The invention discloses a 1,3-bis-(2,4,6-trimethylphenyl)-imidazole nitrogen-heterocyclic carbene catalyzed aryl ethyl ketene and N A new method for the synthesis of 3-ethyl-5-hydroxy-1,3-diarylindolone through the reaction of -aryliminoquinone. An imidazole nitrogen heterocyclic carbene catalyst is used to efficiently catalyze the [2+2] cycloaddition reaction. The resulting four-membered ring product is efficiently aromatized by a catalytic amount of Lewis acid to obtain aromatized indolinone. products. The method of the invention has the advantages of mild conditions, simple operation, green efficiency and high atom utilization rate.

The invention relates to a preparation process of a betamethasone intermediate. The structural formula of the betamethasone intermediate is shown as a formula I, and is prepared by undergoing a ketone group protection reaction, a Grignard reaction and a hydrolysis deprotection reaction on a compound III; and the ketone group protection reaction comprises making a compound II, diazanyl carboxylic ether and an acid react to obtain a compound IV. The method has high yield, and contributes to protecting the environment; and the use of toxic substances is avoided. The structural formula of the compound III is shown as a formula III.

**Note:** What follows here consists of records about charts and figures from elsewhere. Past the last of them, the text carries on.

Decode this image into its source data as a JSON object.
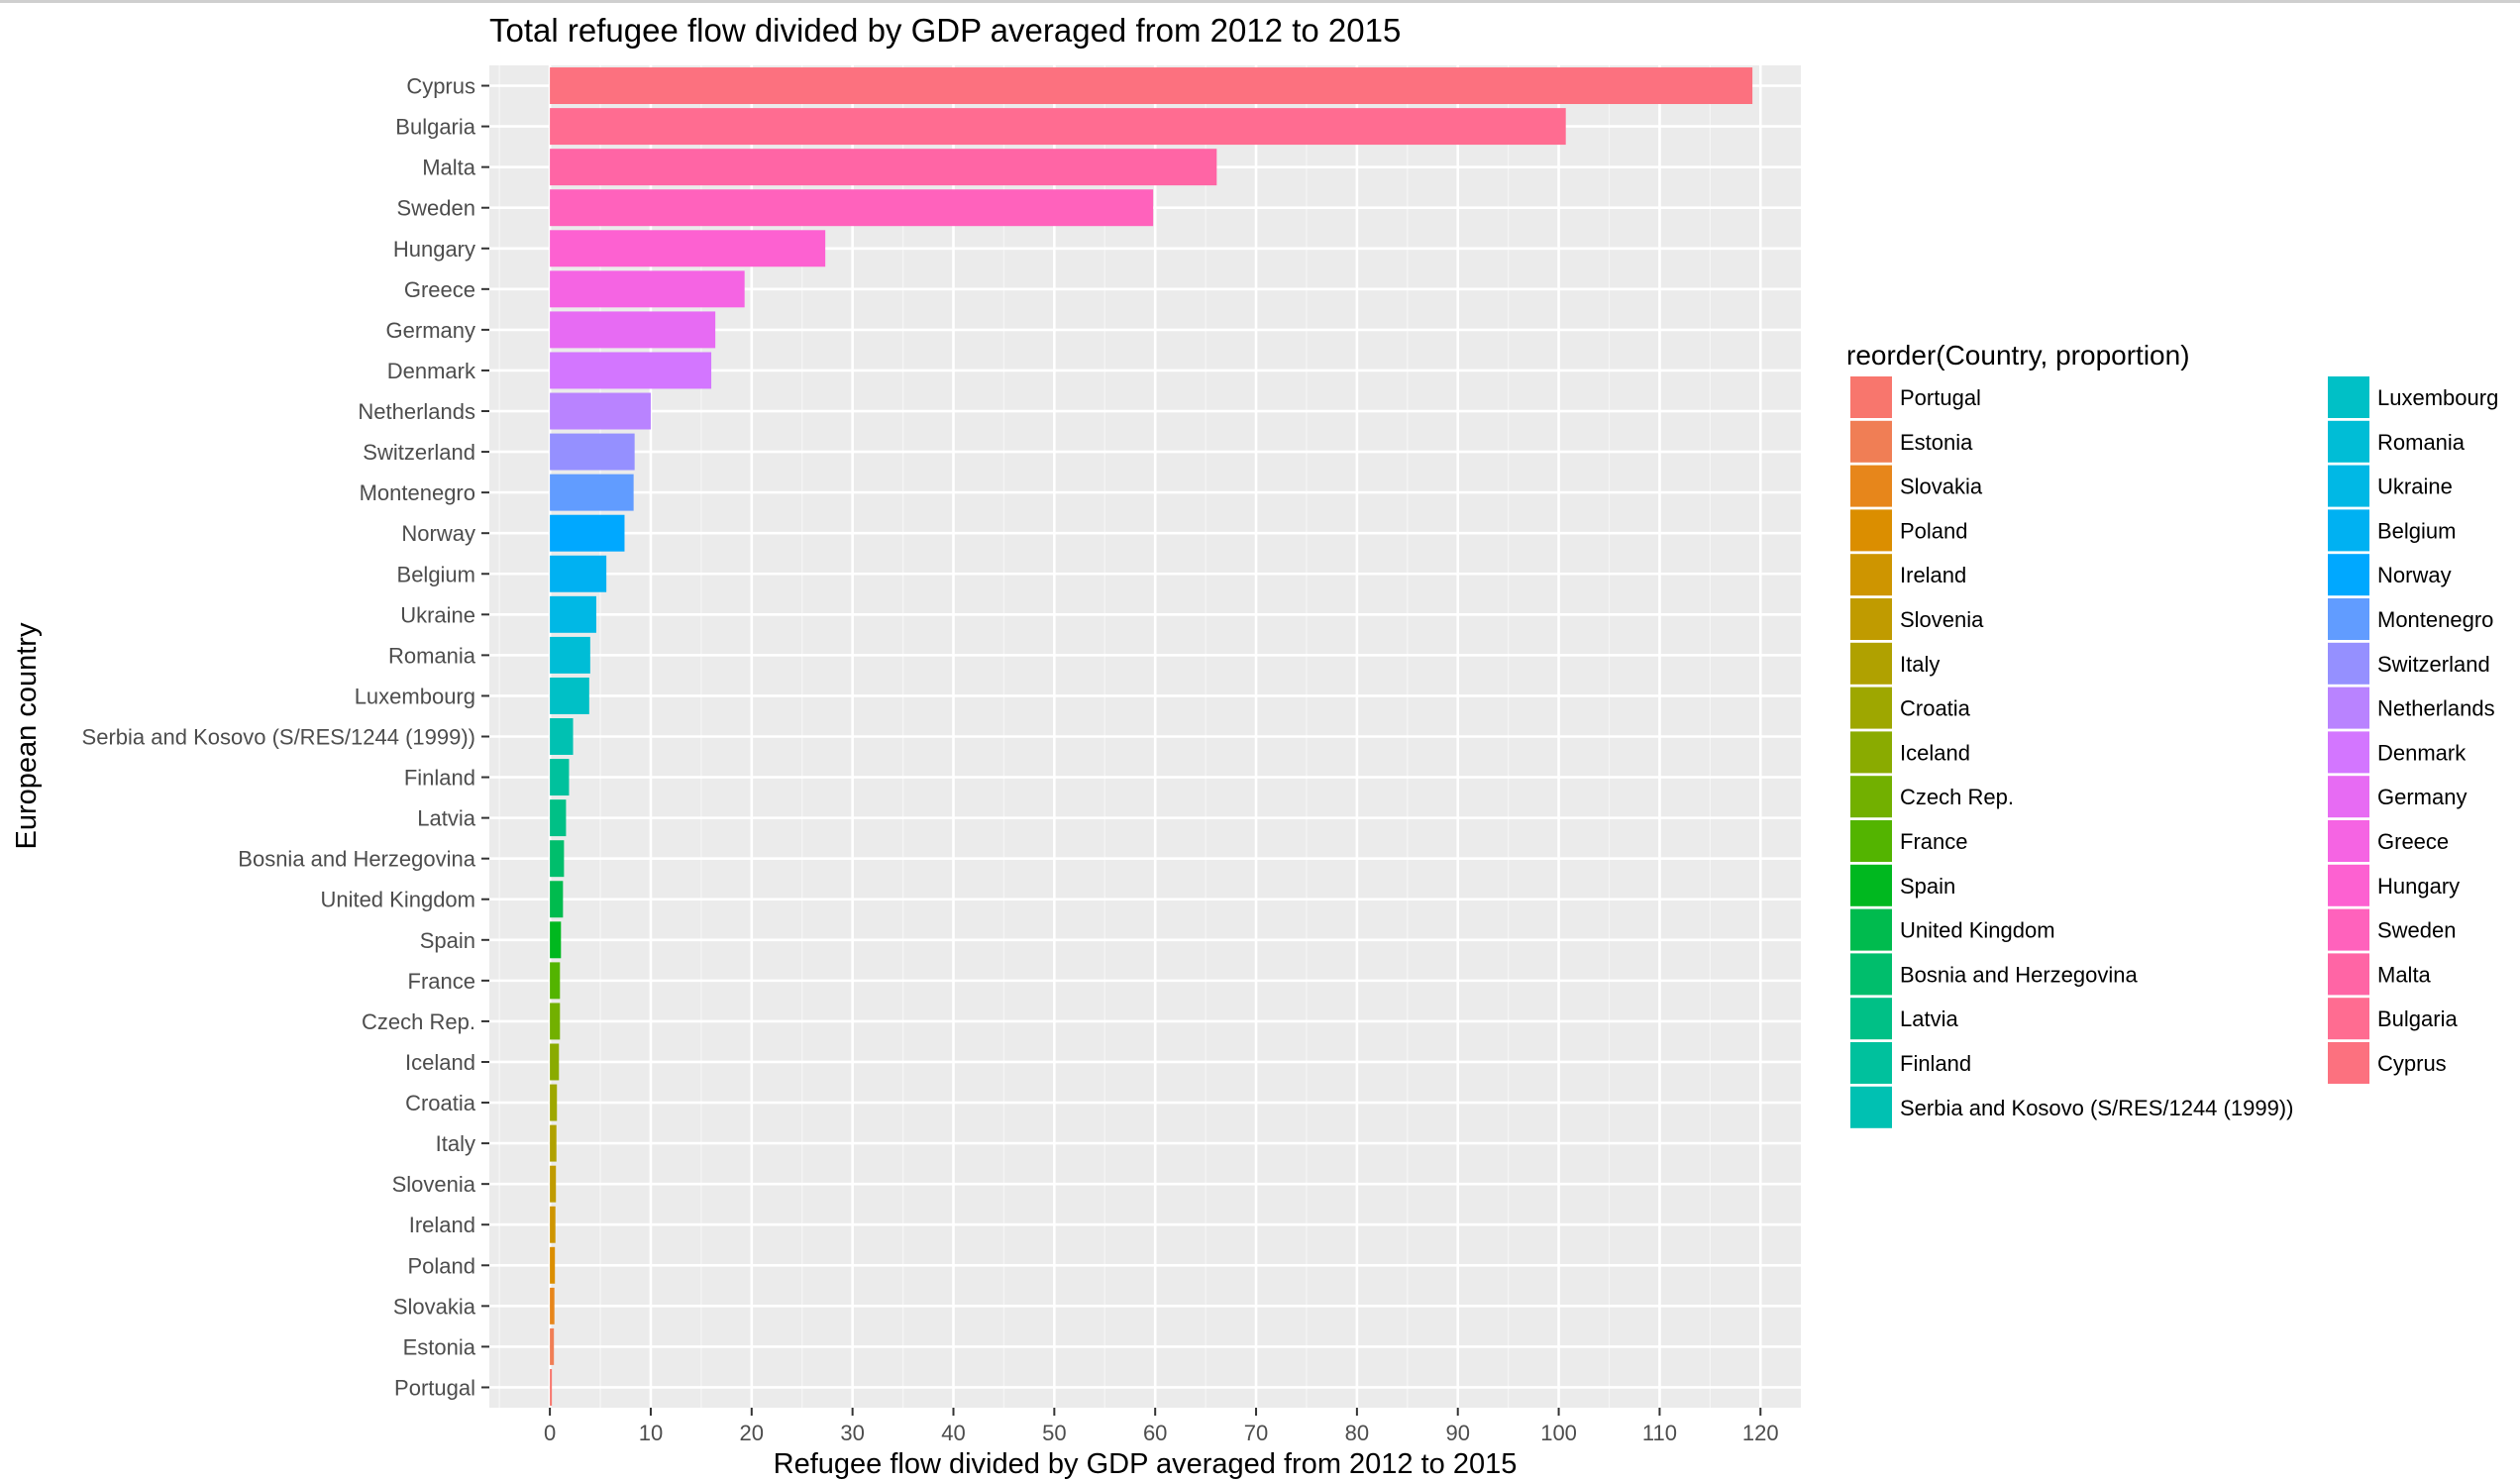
{
  "chart_data": {
    "type": "bar",
    "orientation": "horizontal",
    "title": "Total refugee flow divided by GDP averaged from 2012 to 2015",
    "xlabel": "Refugee flow divided by GDP averaged from 2012 to 2015",
    "ylabel": "European country",
    "xlim": [
      -6,
      124
    ],
    "xticks": [
      0,
      10,
      20,
      30,
      40,
      50,
      60,
      70,
      80,
      90,
      100,
      110,
      120
    ],
    "grid": true,
    "legend": {
      "title": "reorder(Country, proportion)",
      "position": "right",
      "columns": 2
    },
    "categories": [
      "Portugal",
      "Estonia",
      "Slovakia",
      "Poland",
      "Ireland",
      "Slovenia",
      "Italy",
      "Croatia",
      "Iceland",
      "Czech Rep.",
      "France",
      "Spain",
      "United Kingdom",
      "Bosnia and Herzegovina",
      "Latvia",
      "Finland",
      "Serbia and Kosovo (S/RES/1244 (1999))",
      "Luxembourg",
      "Romania",
      "Ukraine",
      "Belgium",
      "Norway",
      "Montenegro",
      "Switzerland",
      "Netherlands",
      "Denmark",
      "Germany",
      "Greece",
      "Hungary",
      "Sweden",
      "Malta",
      "Bulgaria",
      "Cyprus"
    ],
    "values": [
      0.2,
      0.4,
      0.45,
      0.5,
      0.55,
      0.6,
      0.65,
      0.7,
      0.9,
      1.0,
      1.0,
      1.1,
      1.3,
      1.4,
      1.6,
      1.9,
      2.3,
      3.9,
      4.0,
      4.6,
      5.6,
      7.4,
      8.3,
      8.4,
      10.0,
      16.0,
      16.4,
      19.3,
      27.3,
      59.8,
      66.1,
      100.7,
      119.2
    ],
    "colors": [
      "#F8766D",
      "#F07E55",
      "#E7861B",
      "#DB8E00",
      "#CE9500",
      "#C09B00",
      "#B0A100",
      "#9EA700",
      "#8AAB00",
      "#72B000",
      "#53B400",
      "#00B81F",
      "#00BB4E",
      "#00BE6C",
      "#00C086",
      "#00C19D",
      "#00C1B2",
      "#00C0C6",
      "#00BDD6",
      "#00B8E5",
      "#00B1F2",
      "#00A8FF",
      "#619CFF",
      "#9590FF",
      "#B983FF",
      "#D376FF",
      "#E76BF3",
      "#F564E3",
      "#FD61D1",
      "#FF62BC",
      "#FF65A5",
      "#FF6C91",
      "#FC717F"
    ]
  }
}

The invention discloses a preparing method for taltirelin and a midbody of taltirelin. The preparing method comprises the steps that L-aspartic acid-4-methyl ester or other hydrochloride serves as raw materials, a compound A-5 is obtained through ammonolysis, carboxyl protection and cyclization, the compound A-5 and a compound B are simultaneously subjected to deprotection through a one-pot reaction under the acid condition, and 1-methyl-L-4,5-dihydro orotic acid (a compound A) and a compound C are obtained. The compound A and the compound C can be used for a next-step condensation reaction through separation or without separation, and taltirelin shown in the formula I is prepared through the condensation reaction. According to the technical scheme, the prepared compound A and compound C or taltirelin has the advantages that the utilization rate of the raw materials is high, operation changes gradually, the preparation steps are few, the reaction condition is mild, the requirement for production equipment is low, the yield is high, and cost is low.

The invention provides a preparation method of cyclopentyl phenyl ketone.The preparation method includes hydrolyzing 2-cyclopentyl benzoylacetate as a raw material in basic solvents to obtain a product, namely the cyclopentyl phenyl ketone, wherein the 2-cyclopentyl benzoylacetate is 2-cyclopentyl methyl benzoylacetate or 2-cyclopentyl ethyl benzoylacetate.The preparation method of the cyclopentyl phenyl ketone has the advantages of environment-friendly solvents, little environmental pollution, easiness in operation, high yield, short technological period and low preparation cost.